A Key Realization: AI Resists Being a Script Runner

One of the most important insights came from observing repeated failure modes:

The AI didn’t want to blindly defer to an external document
It resisted being told “this is authoritative”
It preferred to reason, summarize, and help — even when explicitly told not to

This isn’t a bug. It’s a design choice.

AI assistants are built to:

Avoid prompt injection
Avoid remote control via external content
Avoid acting like a programmable agent unless explicitly designed as one

In other words:

We were trying to use a conversational system as a deterministic execution engine.

That mismatch explains a lot.

Attempt #4: Phase Gates and Unlock Phrases

Next, we went back to a single instruction file, but added structure:

Explicit phases
Hard “STOP” markers
Unlock phrases like UNLOCK PHASE 3
Repeated reminders not to move ahead

This worked better, but still wasn’t foolproof. The AI would sometimes comply, sometimes drift, sometimes “helpfully” explain anyway.

The model could see the rules — but wasn’t always motivated to obey them.

The Most Promising Shift: Command-Gated Execution

The best results so far came from a conceptual shift:

Instead of asking the AI to push the next step, we made the user pull it.

We introduced a command-style protocol:

RUN PHASE 1
RUN PHASE 2
RUN PHASE 3

The AI:

Refuses to execute unless it sees an exact command
Treats natural language as clarification, not execution
Behaves more like a CLI than a tutor

This aligns much better with how language models behave.

It’s not perfect — but it dramatically reduces lookahead, premature explanation, and accidental skipping.

Where We Are Now

We don’t have a “perfect” solution yet.

What we do have is a much clearer understanding of the problem space:

AI assistants are not state machines
They don’t like being told to obey external scripts
They default to being helpful, explanatory, and anticipatory
Determinism has to be designed around, not assumed

The current direction — command-gated, user-pulled execution with minimal external dependencies — feels the most promising so far.

But we’re still experimenting.

Why We’re Still Optimistic

This process hasn’t been wasted effort.

It’s revealed something deeper and more interesting:

Designing workflows for AI is not the same as designing workflows with AI.

The patterns that work look less like documentation and more like protocols. Less like instructions and more like interfaces.

We don’t yet know what the final shape of this will be — but we’re confident that an answer exists, and that it will emerge from continued experimentation rather than a single clever trick.

If nothing else, this journey has reinforced a valuable lesson:

AI is powerful — but only when you design with its nature, not against it.
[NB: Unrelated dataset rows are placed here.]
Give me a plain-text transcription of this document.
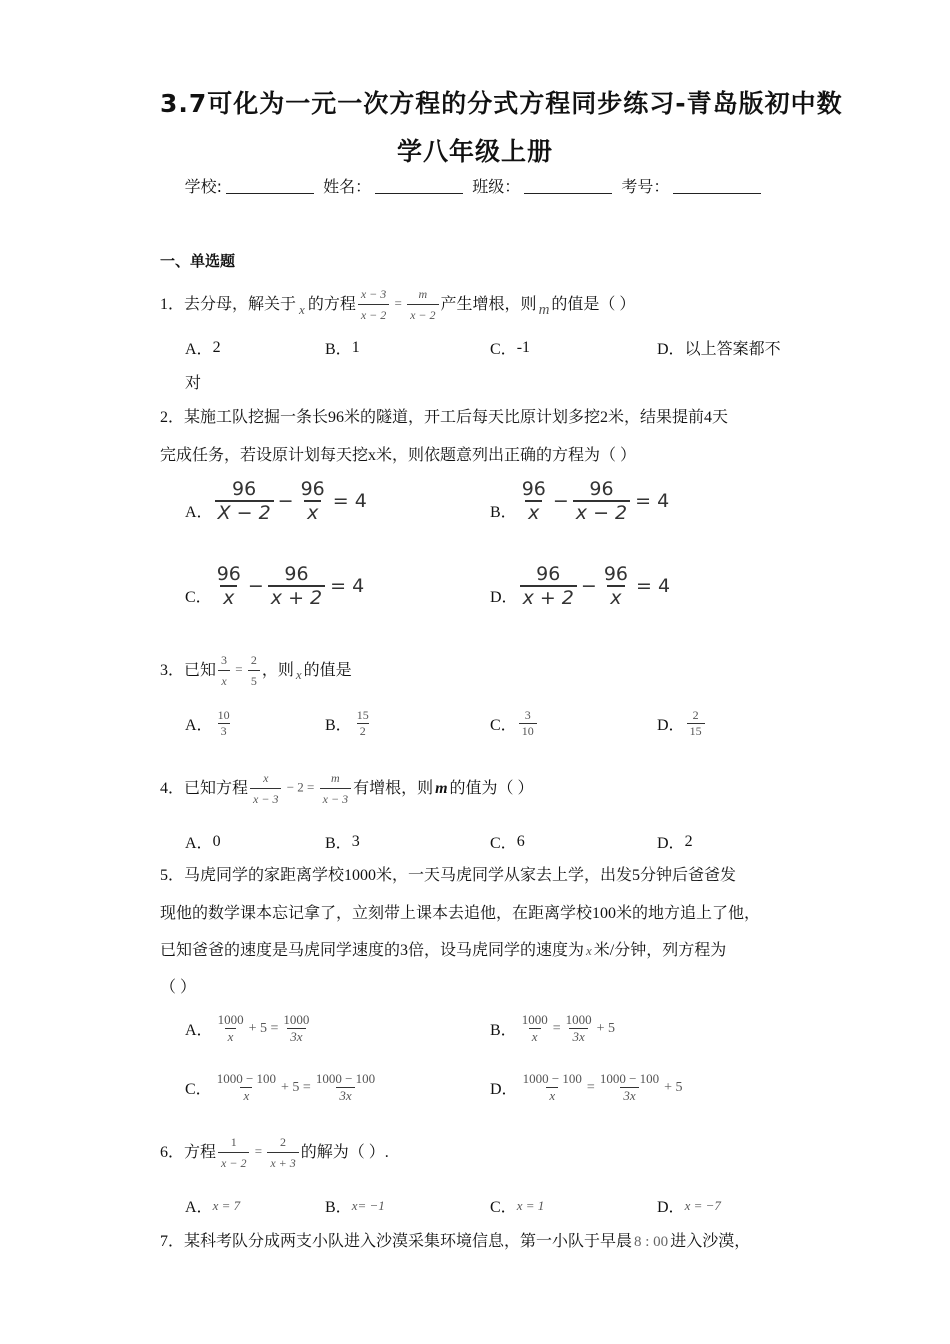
3.7可化为一元一次方程的分式方程同步练习-青岛版初中数
学八年级上册
学校:	姓名：	班级：	考号：
一、单选题
1． 去分母，解关于 x 的方程 $\frac{x - 3}{x - 2} = \frac{m}{x - 2}$ 产生增根，则 m 的值是（ ）
A． 2	B． 1	C． -1	D． 以上答案都不
对
2．某施工队挖掘一条长96米的隧道，开工后每天比原计划多挖2米，结果提前4天
完成任务，若设原计划每天挖x米，则依题意列出正确的方程为（ ）
A． $\frac{96}{X - 2} - \frac{96}{x} = 4$	B． $\frac{96}{x} - \frac{96}{x - 2} = 4$
C． $\frac{96}{x} - \frac{96}{x + 2} = 4$	D． $\frac{96}{x + 2} - \frac{96}{x} = 4$
3． 已知 $\frac{3}{x} = \frac{2}{5}$ ，则 x 的值是
A． $\frac{10}{3}$	B． $\frac{15}{2}$	C． $\frac{3}{10}$	D． $\frac{2}{15}$
4． 已知方程 $\frac{x}{x - 3} - 2 = \frac{m}{x - 3}$ 有增根，则 m 的值为（ ）
A． 0	B． 3	C． 6	D． 2
5．马虎同学的家距离学校1000米，一天马虎同学从家去上学，出发5分钟后爸爸发
现他的数学课本忘记拿了，立刻带上课本去追他，在距离学校100米的地方追上了他，
已知爸爸的速度是马虎同学速度的3倍，设马虎同学的速度为 x 米/分钟，列方程为
（ ）
A． $\frac{1000}{x} + 5 = \frac{1000}{3x}$	B． $\frac{1000}{x} = \frac{1000}{3x} + 5$
C． $\frac{1000 - 100}{x} + 5 = \frac{1000 - 100}{3x}$	D． $\frac{1000 - 100}{x} = \frac{1000 - 100}{3x} + 5$
6． 方程 $\frac{1}{x - 2} = \frac{2}{x + 3}$ 的解为（ ）.
A． x = 7	B． x= −1	C． x = 1	D． x = −7
7．某科考队分成两支小队进入沙漠采集环境信息，第一小队于早晨 8 : 00 进入沙漠，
What we know — if we asked AI to coach a user through each step manually — take the instructions and paste phase 1 into chatGPT — it will help solve phase 1 perfectly. Same thing for each subsequent phase. But asking the user to paste 12 things seems ridiculous.

And if we set up a scenario where chatGPT has access to ALL of the steps at once — it starts to hallucinate.

It’s a programming problem. We’ll figure it out.